Au milieu des persécutions, des amours et des idéaux étouffés, *Les Cendres des Champignons Bleus* de Sebastian Levati transporte le lecteur dans le São Paulo des années 1970, où la jeunesse tentait de réinventer le pays sous le joug de la censure et de la répression. Se déroulant entre 1972 et 1992, le roman suit Orlando, un jeune homme issu de la campagne qui abandonne les privilèges familiaux pour s’engager dans un activisme clandestin, et Clarice, son amour né de la peur – une relation marquée par des choix, des pertes et les tensions d’un Brésil divisé. Grâce à une écriture fluide et des personnages symboliques, l’œuvre transforme une période douloureuse de l’histoire en une réflexion sur le courage, la mémoire et les traces que l’autoritarisme laisse sur la vie intime et collective.

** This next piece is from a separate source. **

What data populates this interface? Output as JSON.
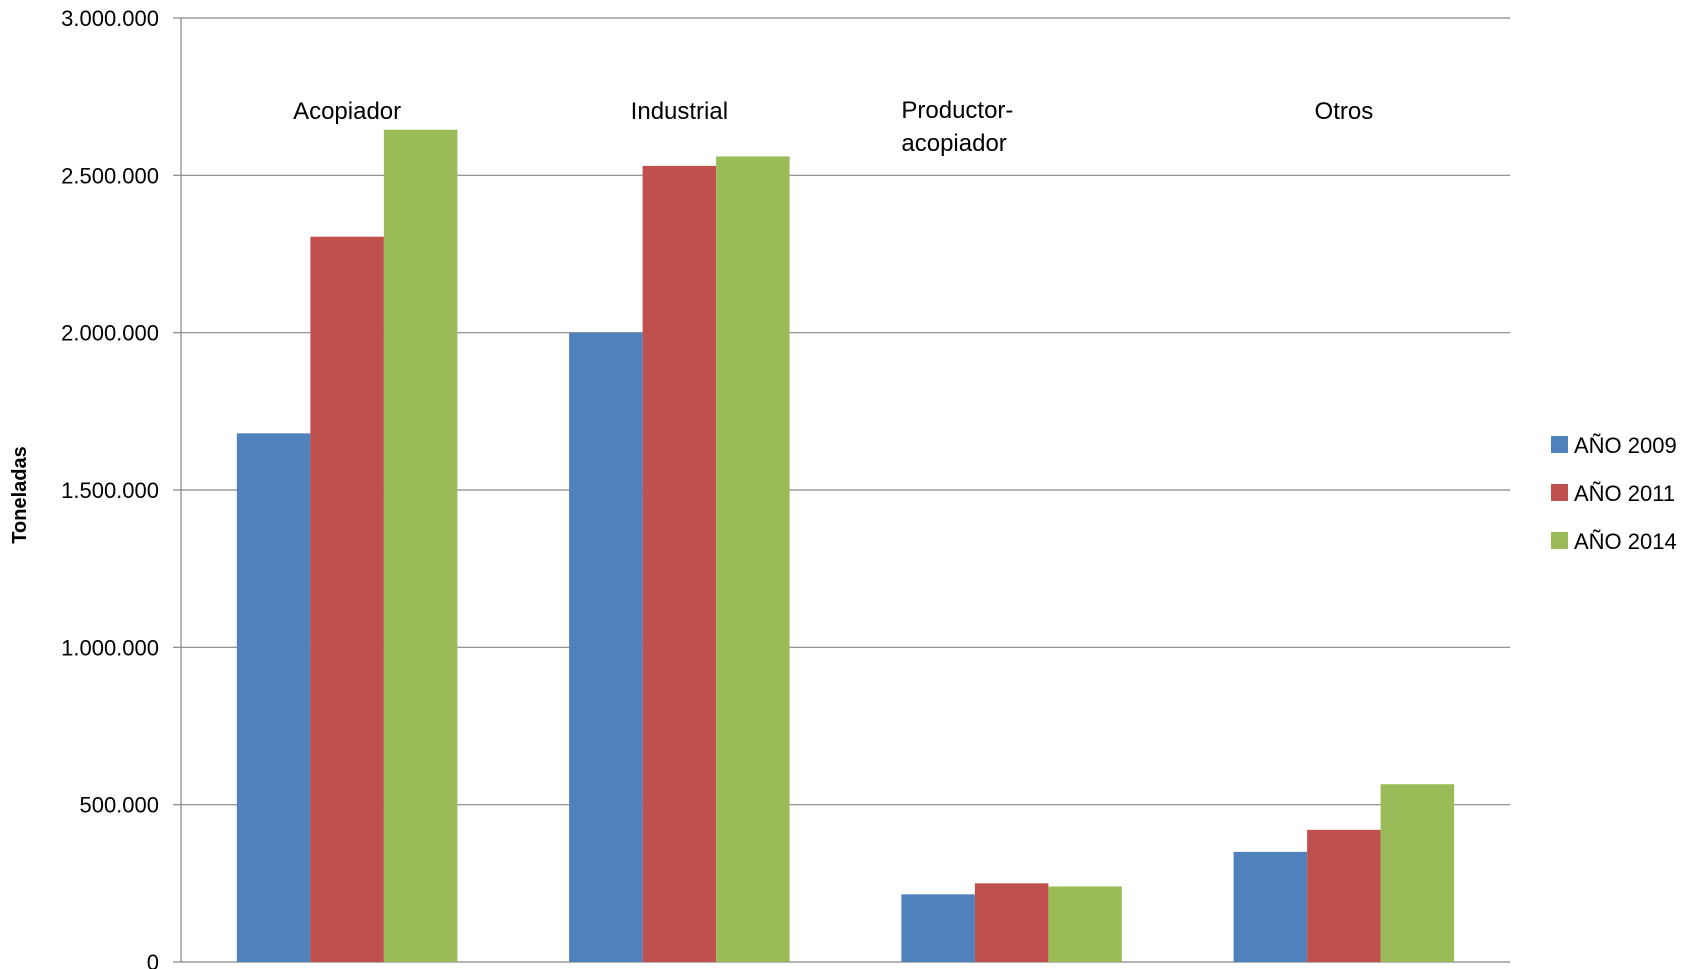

« Cendres de champignons bleus »Ce livre explore une période marquée par la peur et le silence. Qu’est-ce qui vous a motivé à revisiter la dictature militaire sous un angle aussi intime et émotionnel, et non pas seulement historique ?

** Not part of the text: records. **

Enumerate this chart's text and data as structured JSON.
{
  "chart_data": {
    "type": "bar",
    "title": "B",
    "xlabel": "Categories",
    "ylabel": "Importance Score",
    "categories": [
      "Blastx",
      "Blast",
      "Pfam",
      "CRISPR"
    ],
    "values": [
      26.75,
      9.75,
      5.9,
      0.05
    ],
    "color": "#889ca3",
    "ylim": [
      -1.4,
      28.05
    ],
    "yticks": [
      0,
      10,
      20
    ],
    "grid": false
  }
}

Cette approche intimiste découlait de la nécessité d’humaniser l’histoire. Au-delà des dates et des événements politiques, il s’agissait de montrer comment la peur et le silence imprégnaient le quotidien, façonnant les identités et les relations affectives. La répression s’exerçait non seulement dans les sphères du pouvoir, mais aussi au sein des foyers, à travers les murmures et les traumatismes transmis de génération en génération, transformant les faits historiques en expériences sensorielles et émotionnelles encore présentes au Brésil aujourd’hui.
Orlando abandonne ses privilèges et son confort pour suivre sa vocation politique. À un moment donné, ce personnage a-t-il été confronté à ses propres dilemmes ou à ceux de ses proches ?
Oui. La démission d’Orlando fait écho à des réflexions personnelles et aux expériences de ses proches. Souvent, nous restons prisonniers de « cages dorées » – une stabilité et un confort qui nous empêchent de nous exprimer. J’ai vu des amis confrontés à ce dilemme : préserver leur sécurité ou tout risquer pour une cause. Orlando incarne ce choix douloureux de troquer « posséder » contre « être » et « faire ».
L’amour entre Orlando et Clarice naît presque aux antipodes d’un pays divisé. Cette relation a été conçue comme une métaphore du Brésil de cette époque – et peut-être aussi du Brésil d’aujourd’hui ?
Oui. La relation entre Orlando et Clarice est conçue comme une métaphore des contradictions d’un pays fracturé. En transformant le contexte historique en une réflexion intemporelle, le roman aborde à la fois le Brésil de la dictature et les polarisations actuelles.
Des personnages comme Three-M, Dom Camilo et Moses représentent-ils des personnes réelles, des archétypes de l’époque ou les propres voix intérieures de l’auteur ?
Elles fonctionnent avant tout comme des voix intérieures, reflétant des conflits existentiels et philosophiques. Bien qu’elles portent des traces d’archétypes de l’époque, il ne faut pas les interpréter comme des figures biographiques, mais comme des projections symboliques d’une conscience confrontée à la répression et au désir d’émancipation.

Le livre présente l’activisme sans idéalisation romancée. Était-ce un choix délibéré d’éviter d’idéaliser la résistance ?
Oui. Le choix s’est porté sur une représentation humaine et réaliste de l’activisme. Plutôt que de mettre en scène un héroïsme épique, le récit souligne la tension psychologique, la peur et les pertes quotidiennes. Dans ce contexte violent, aimer devient aussi un acte de résistance.
Les moments de tendresse et d’affection peuvent-ils être aussi résistants que l’action politique directe ?
Oui. Préserver l’affection sous un régime autoritaire, c’est maintenir son humanité face à la déshumanisation. Ces moments d’intimité offrent un refuge émotionnel et alimentent la résistance, tout en remettant en question une sphère que le pouvoir répressif ne peut contrôler pleinement.
Lorsque vous avez abordé les conséquences de la dictature, quelles réflexions souhaitiez-vous susciter ?
Le roman suggère que la démocratie n’émerge pas d’une rupture totale. Les conséquences sont marquées par la persistance de structures autoritaires, des traumatismes non cicatrisés et la frustration d’une liberté incomplète. La démocratie apparaît comme une construction continue et fragile.
Quel genre de lecteur pensez-vous trouver aujourd’hui ?
Ce livre s’adresse à différents lecteurs : ceux qui ont vécu cette période et souhaitent que leurs souvenirs soient reconnus, et ceux qui ne la connaissent qu’à travers les livres et aspirent à une compréhension plus nuancée du passé. Sa force réside précisément dans sa capacité à toucher simultanément ces deux perspectives.